La più contestata è la sua “confessione” fiscale, con l’esibizione di passivi
denunciati all’erario fra il 1985 e il 1994 che gli hanno risparmiato di pagare
tasse in tutto questo periodo. Lo scopo era ed è dimostrare che “anno dopo anno
l’attuale presidente ha perduto più denaro di ogni altro contribuente americano
nella storia”. L’anno più “nero” per Trump è stato il 1985 con 46 milioni di
dollari di perdite dai bilanci delle numerose case da gioco di sua proprietà. Cifre
tenute nascoste non tanto per risparmiare sulle tasse, quanto per dare l’impressione
di forza e genialità finanziaria di un businessman
che si preparava a gareggiare per la Casa Bianca.

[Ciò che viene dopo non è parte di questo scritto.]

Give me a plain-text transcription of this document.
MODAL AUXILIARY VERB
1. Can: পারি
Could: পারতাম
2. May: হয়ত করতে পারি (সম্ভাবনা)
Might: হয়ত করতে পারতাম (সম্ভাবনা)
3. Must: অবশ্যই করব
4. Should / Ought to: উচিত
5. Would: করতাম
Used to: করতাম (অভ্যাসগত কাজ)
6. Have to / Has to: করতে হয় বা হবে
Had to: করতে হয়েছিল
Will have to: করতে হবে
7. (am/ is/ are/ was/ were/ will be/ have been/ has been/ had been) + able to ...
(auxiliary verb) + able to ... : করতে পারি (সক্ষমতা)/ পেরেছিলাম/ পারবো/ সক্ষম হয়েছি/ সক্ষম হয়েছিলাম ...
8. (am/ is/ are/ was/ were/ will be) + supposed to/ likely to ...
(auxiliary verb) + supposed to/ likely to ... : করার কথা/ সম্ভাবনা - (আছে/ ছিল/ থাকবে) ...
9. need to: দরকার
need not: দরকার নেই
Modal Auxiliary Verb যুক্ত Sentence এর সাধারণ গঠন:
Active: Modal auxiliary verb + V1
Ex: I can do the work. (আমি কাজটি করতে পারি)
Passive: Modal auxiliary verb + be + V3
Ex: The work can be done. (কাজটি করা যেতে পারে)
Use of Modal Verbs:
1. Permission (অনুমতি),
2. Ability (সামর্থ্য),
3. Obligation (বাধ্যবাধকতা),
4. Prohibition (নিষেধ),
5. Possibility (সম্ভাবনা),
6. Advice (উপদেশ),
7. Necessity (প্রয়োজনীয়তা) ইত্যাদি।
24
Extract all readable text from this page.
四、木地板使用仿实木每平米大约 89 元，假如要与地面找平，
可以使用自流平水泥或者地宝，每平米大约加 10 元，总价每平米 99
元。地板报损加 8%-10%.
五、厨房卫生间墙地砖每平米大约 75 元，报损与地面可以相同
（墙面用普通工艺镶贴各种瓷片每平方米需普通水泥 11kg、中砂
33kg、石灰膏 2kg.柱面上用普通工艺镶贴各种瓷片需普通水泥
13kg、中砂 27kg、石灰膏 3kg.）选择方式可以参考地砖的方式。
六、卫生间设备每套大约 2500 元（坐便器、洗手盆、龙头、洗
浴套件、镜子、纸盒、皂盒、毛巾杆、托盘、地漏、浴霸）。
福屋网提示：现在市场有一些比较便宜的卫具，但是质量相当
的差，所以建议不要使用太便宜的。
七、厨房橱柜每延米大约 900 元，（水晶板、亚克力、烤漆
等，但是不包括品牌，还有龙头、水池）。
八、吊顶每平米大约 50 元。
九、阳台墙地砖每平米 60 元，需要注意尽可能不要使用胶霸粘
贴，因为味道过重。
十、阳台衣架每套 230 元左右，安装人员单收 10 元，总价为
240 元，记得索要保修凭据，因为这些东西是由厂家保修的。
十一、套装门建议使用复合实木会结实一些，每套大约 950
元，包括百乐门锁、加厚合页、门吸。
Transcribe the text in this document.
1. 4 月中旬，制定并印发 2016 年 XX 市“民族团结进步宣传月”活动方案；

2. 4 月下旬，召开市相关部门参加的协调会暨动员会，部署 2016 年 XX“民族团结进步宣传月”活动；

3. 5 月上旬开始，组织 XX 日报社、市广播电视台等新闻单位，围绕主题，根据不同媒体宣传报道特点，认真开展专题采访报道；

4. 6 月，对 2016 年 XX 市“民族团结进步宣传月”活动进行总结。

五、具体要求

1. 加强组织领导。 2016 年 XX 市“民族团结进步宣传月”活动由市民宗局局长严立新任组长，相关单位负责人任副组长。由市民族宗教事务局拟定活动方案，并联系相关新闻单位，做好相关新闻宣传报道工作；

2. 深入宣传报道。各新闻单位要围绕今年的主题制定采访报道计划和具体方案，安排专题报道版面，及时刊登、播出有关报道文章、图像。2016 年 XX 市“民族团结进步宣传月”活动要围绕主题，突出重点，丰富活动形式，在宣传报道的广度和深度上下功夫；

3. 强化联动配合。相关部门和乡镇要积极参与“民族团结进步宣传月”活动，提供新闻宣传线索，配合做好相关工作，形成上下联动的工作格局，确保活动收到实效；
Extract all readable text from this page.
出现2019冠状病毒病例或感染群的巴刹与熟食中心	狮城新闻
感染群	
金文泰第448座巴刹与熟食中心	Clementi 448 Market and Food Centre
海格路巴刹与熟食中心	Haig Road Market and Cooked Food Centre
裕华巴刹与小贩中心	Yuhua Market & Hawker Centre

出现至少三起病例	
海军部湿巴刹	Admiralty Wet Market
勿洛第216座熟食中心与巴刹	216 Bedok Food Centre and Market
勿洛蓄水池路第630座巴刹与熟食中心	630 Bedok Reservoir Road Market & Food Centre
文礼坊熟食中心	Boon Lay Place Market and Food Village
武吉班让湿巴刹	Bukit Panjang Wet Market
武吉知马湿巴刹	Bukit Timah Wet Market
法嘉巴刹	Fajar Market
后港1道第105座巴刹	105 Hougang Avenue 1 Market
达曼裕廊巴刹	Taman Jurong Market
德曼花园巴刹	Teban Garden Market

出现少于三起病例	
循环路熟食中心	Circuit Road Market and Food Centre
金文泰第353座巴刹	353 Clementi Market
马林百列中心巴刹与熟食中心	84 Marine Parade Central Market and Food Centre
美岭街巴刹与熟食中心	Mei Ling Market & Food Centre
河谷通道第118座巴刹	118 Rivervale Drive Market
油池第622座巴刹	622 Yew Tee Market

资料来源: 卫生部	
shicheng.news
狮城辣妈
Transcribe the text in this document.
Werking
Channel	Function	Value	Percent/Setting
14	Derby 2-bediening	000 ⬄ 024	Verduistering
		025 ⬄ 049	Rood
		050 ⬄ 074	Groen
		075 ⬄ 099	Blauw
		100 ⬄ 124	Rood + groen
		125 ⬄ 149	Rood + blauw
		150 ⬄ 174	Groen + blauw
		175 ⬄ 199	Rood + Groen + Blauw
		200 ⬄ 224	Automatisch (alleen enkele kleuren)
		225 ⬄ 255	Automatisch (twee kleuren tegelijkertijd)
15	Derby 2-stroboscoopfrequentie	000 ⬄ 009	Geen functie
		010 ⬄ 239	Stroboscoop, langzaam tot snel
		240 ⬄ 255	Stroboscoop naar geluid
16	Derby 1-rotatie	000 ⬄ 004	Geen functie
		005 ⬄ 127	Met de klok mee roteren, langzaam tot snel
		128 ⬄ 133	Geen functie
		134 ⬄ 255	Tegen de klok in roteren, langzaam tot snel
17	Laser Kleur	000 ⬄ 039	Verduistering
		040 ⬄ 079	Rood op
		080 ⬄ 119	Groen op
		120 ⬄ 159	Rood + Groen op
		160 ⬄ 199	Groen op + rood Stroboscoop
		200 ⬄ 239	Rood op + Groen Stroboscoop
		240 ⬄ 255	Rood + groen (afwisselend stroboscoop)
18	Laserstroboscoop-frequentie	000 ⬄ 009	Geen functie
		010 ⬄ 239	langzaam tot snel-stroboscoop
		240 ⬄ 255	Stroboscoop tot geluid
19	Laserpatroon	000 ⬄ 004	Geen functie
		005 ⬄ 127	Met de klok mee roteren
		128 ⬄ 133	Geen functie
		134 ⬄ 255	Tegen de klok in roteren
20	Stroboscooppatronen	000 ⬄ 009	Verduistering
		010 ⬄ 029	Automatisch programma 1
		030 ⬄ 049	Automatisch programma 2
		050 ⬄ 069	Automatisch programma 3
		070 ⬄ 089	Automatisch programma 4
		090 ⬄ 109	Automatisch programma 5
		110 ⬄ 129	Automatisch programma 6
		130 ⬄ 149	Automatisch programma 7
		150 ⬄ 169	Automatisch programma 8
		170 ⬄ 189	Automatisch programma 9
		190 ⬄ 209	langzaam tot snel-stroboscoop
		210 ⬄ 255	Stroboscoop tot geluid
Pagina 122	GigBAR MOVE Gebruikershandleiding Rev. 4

Questi i dati a difesa, ma Trump ha
proclamato anche intenzioni e progetti “offensivi”, che vanno dalla ribadita
intenzione di “strozzare” ancora di più l’immigrazione a intenzioni di inasprire
i rapporti con la Cina, le polemiche con la Russia, esibizione di superiore
distacco nei confronti dell’Europa (ancora ieri il ministro degli Esteri Mike
Pompeo ha cancellato all’ultimo momento un incontro con la cancelliere Merkel)
per recarsi invece a Bagdad al fine dichiarato di inasprire le misure
economiche e militari contro l’Iran e anche il Venezuela.